The invention relates to the field of biomedicine, in particular to a method and a device for detecting tumor mutation load based on a single sample. According to the device, a probe combination comprises probes that capture the exon region of a gene shown in Table 1, an intron promoter fusion breakpoint region of a gene shown in Table 2, and a coding region region of a gene shown in Table 3. A human tumor polygene detection kit comprises the probe combination. The TMB detection method based on the single sample comprises the following steps: access to target area of the tumor samples under test sequencing data, with the reference genome comparison, based on comparing the results obtained, detecting mutation loci, filtering original variable results with normal sample normal baseline database coincidence loci, filtering the high frequency reproductive mutation locus of a first cell mutation data set, screening the clonal somatic cell mutation locus of a second somatic cell mutation data set and calculating TMB. This method can accurately detect TMB of tumor samples without pairing samples.

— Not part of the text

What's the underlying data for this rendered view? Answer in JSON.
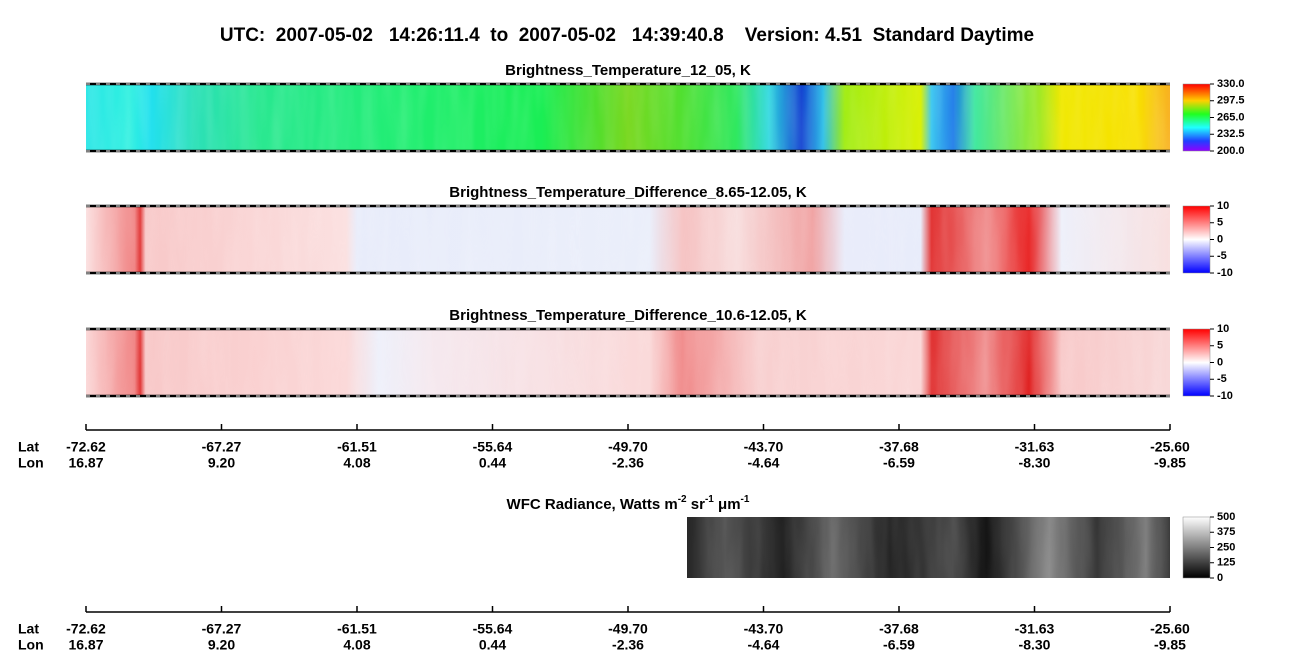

The invention relates to a reference genome and de novo assembly combination based next-generation sequencing data assembly method. Two policies based on reference genome assembly and genome de novo assembly are combined for overcoming the disadvantages of the two policies, and the advantages of the two policies are fully utilized. The method comprises: firstly, obtaining a genome sequence relatively high in continuity and accuracy by utilizing the reference genome based policy; secondly, obtaining a genome subjected to de novo assembly by utilizing the de novo assembly policy, wherein the genome is relatively good in performance of specific sequence assembly of species; and finally, integrating the two genomes to generate a genome relatively high in accuracy, continuity and integrity.

The invention discloses a method and device for detecting a tumor mutational load by using high-throughput sequencing data. The method comprises the steps that a to-be-detected sample is pretreated and a DNA is extracted; according to a target area capture principle, a probe is used for capturing tumor related genes; sequencing is carried out through a high-throughput method to obtain sequencing information; low-quality sequences are filtered out, a checkout process is used for detection, the checkout process comprises that a high-throughput sequencing sequence is compared to a reference genome by using a comparison software, a non-compared sequence forms a soft truncation, according to the compared position, sorting is carried out, and an index is established; mutation detection is carried out on a compared sequence, the detected mutation is annotated by using a RMSK database, a repetitive area is removed on the annotation, driver genes and same sense mutation are filtered, and the number of the filtered somatic cell mutations is calculated to determine the sample tumor mutational load. By applying the technical scheme, the detection precision is higher, and the effect is better.